Depuis plusieurs mois, les participants engagés dans la concertation n’ont pas manqué de remarquer de désormais, quand on parle de l’école, on parle aussi « territoire », au pluriel ou au singulier. Avec un filligrane une nouvelle évolution du cadre national intitulé « l’acte III de la décentralisation ». Promesse de campagne, cette réforme aurait lieu par « expérimentation » successive, instaurant de nouveaux partenariats entre les collectivités territoriales et l’Etat. D’origine largement économique (donner aux régions de nouveaux pouvoirs dans la recherche des conditions du dévelopement économique), cette nouvelle étape de la décentralisation verrait les régions dotées de nouveaux espaces de décision notamment dans la carte des formations ou l’orientation.
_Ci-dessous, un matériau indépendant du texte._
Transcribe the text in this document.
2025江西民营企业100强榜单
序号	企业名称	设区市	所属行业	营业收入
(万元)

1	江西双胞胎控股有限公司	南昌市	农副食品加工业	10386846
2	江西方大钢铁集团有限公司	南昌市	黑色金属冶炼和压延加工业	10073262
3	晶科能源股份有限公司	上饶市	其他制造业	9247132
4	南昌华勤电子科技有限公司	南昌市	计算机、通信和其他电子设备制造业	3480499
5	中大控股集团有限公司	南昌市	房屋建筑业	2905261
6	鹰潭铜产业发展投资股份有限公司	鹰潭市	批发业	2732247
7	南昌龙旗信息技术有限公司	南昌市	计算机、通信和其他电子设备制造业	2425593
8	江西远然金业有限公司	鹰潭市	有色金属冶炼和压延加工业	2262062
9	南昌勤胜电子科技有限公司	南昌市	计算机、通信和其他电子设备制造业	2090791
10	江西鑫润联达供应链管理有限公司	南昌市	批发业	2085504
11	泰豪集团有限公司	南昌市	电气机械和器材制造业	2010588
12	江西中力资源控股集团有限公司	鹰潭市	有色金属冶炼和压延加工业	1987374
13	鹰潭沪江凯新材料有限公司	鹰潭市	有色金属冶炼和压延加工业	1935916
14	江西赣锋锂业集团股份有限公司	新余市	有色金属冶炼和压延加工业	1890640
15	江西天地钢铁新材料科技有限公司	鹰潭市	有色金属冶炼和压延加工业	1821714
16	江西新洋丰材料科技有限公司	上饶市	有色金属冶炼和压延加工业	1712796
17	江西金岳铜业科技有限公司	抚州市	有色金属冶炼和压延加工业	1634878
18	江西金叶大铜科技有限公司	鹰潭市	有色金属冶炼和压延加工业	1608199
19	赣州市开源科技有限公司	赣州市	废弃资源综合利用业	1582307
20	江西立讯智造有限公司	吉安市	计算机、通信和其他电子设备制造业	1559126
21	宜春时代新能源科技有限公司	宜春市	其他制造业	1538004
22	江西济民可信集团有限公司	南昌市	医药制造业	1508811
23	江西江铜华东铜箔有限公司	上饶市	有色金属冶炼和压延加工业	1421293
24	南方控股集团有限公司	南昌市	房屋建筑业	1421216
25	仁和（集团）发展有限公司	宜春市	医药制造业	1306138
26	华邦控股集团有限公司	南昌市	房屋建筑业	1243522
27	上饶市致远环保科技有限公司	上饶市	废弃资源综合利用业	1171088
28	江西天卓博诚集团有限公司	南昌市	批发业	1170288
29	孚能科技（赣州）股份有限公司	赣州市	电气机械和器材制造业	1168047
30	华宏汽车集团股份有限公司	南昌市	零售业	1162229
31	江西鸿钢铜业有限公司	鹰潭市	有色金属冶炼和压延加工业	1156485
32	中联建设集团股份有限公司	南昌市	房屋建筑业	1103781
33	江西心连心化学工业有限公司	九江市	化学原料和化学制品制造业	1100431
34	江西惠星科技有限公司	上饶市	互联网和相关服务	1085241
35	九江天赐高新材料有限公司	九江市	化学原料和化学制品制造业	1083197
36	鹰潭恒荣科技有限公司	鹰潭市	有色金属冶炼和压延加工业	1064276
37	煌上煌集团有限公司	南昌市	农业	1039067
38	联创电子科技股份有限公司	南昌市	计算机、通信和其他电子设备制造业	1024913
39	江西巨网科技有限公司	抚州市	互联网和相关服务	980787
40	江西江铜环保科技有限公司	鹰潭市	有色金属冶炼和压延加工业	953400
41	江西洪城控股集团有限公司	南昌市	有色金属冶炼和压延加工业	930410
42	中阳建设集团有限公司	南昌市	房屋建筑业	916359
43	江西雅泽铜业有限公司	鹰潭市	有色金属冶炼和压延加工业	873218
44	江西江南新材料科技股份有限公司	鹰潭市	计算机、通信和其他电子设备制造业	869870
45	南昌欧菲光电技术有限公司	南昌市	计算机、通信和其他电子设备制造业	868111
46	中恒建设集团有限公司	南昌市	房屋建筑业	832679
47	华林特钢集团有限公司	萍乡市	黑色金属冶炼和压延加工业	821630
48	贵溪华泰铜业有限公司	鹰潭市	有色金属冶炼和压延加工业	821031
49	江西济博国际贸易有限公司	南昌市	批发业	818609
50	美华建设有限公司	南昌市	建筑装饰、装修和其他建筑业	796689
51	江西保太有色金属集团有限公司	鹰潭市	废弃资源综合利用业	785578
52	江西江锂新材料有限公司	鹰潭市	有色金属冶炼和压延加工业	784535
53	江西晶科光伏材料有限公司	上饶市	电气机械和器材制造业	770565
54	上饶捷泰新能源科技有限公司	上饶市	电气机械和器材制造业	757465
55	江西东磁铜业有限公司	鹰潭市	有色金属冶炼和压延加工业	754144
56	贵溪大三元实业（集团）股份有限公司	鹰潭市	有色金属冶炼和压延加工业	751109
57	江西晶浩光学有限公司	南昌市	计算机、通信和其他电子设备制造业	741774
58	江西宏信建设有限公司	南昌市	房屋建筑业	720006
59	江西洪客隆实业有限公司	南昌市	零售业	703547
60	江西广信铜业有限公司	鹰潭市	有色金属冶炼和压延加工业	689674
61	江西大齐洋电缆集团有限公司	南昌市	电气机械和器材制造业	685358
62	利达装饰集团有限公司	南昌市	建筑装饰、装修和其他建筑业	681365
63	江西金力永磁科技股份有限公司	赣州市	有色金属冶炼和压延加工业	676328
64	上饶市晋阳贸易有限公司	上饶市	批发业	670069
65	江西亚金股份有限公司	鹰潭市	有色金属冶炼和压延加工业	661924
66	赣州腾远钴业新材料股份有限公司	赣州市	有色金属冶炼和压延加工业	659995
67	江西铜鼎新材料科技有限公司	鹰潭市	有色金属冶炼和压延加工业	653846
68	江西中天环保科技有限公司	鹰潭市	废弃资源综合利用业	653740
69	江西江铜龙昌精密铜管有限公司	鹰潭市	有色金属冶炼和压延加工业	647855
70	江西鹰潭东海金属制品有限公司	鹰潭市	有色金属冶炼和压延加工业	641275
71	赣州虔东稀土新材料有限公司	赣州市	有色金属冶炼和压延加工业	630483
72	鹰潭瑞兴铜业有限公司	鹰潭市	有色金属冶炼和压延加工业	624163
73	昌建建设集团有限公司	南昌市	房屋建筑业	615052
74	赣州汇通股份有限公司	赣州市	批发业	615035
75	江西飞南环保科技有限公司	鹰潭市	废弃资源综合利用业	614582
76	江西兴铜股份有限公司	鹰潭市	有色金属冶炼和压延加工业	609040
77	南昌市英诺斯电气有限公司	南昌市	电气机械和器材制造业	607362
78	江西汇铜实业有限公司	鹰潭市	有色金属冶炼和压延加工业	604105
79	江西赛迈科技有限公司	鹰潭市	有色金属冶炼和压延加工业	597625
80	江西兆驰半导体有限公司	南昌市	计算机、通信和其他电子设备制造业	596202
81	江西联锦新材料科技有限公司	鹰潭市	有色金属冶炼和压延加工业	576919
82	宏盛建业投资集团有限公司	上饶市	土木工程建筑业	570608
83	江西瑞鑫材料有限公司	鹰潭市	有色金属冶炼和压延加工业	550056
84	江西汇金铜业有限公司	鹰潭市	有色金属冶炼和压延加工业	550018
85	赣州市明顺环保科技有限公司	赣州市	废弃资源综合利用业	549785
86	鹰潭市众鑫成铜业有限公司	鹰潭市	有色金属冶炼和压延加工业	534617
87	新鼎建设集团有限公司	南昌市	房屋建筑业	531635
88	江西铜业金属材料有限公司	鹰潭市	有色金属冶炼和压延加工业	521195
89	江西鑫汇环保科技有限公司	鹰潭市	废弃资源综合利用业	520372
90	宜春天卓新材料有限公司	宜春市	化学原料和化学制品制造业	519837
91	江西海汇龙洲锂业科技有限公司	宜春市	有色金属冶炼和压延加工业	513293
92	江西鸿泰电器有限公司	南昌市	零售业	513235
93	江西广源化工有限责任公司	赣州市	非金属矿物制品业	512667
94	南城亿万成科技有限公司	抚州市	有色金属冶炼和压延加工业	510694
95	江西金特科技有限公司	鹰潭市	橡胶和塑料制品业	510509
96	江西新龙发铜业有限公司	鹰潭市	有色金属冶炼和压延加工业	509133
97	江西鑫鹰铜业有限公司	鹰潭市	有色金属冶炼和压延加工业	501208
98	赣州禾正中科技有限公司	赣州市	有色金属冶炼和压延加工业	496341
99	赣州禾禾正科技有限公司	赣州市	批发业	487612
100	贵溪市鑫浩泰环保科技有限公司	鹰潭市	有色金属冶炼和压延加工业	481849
Mais plus largement, les collectivités y trouveraient davantage de possibilités d’organiser des politiques spécifiques ou même, dans une certaine mesure, prendre des initiatives permettant d’adapter les lois aux réalités locales.
Cette logique « girondine » tend à limiter les prérogratives de l’Etat, suspecté d’édicter des normes lointaines sans pouvoir les mettre en oeuvre. Dans l’Education, force est de constater que l’étape précédente, avec le passage des collèges aux départements et des lycées aux régions, s’est traduit dans le quotidien par une amélioration dans l’investissement et les conditions d’entretien des bâtiments, même si le passage des agents territoriaux aux collectivités, alors que les gestionnaires dépendent de l’Education nationale, pose des problèmes au quotidien dans les établissements, et pas uniquement du fait des inégalités de ressources des payeurs.
Dans ce contexte, comment l’Etat peut-il maintenir des normes contraignantes s’il n’a pas les moyens de ses ambitions ? C’est sans doute une des raisons pour lesquelles le ministère de la Ville a récemment insisté pour lever les différents labels de la politique de la Ville, perspective à rapprocher de l’annonce par Hollande de délabelliser l’Education Prioritaire, alors qu’aucune force sociale ne le réclamait. En remplaçant les labels présumés « stigmatisants » par des traitements au « cas par cas » des zones et des établissements, on comprend bien que le « pilotage » devra être concerté avec les différents niveaux de collectivités territoriales. Mais si on voit bien l’idée (supprimer les usines à gaz), on ne manque pas de s’interroger : sans politique d’impulsion nationale pendant plusieurs longues périodes, on sait que les trente ans de ZEP n’ont que trop rarement facilité les dynamiques locales par un réel pilotage venu du haut, et que la magie de l’initiative locale n’est que trop souvent le masque de l’absence de politiques publiques nationales visant à réduire les inégalités (ségrégation socio-spatiale notamment). Or, aucun signe tangible ne donne pour l’instant l’assurance qu’une « relance » de l’impulsion nationale va engager chaque niveau hiérarchique à mieux accompagner et former les personnels qui travailent dans les établissements les plus « difficiles ».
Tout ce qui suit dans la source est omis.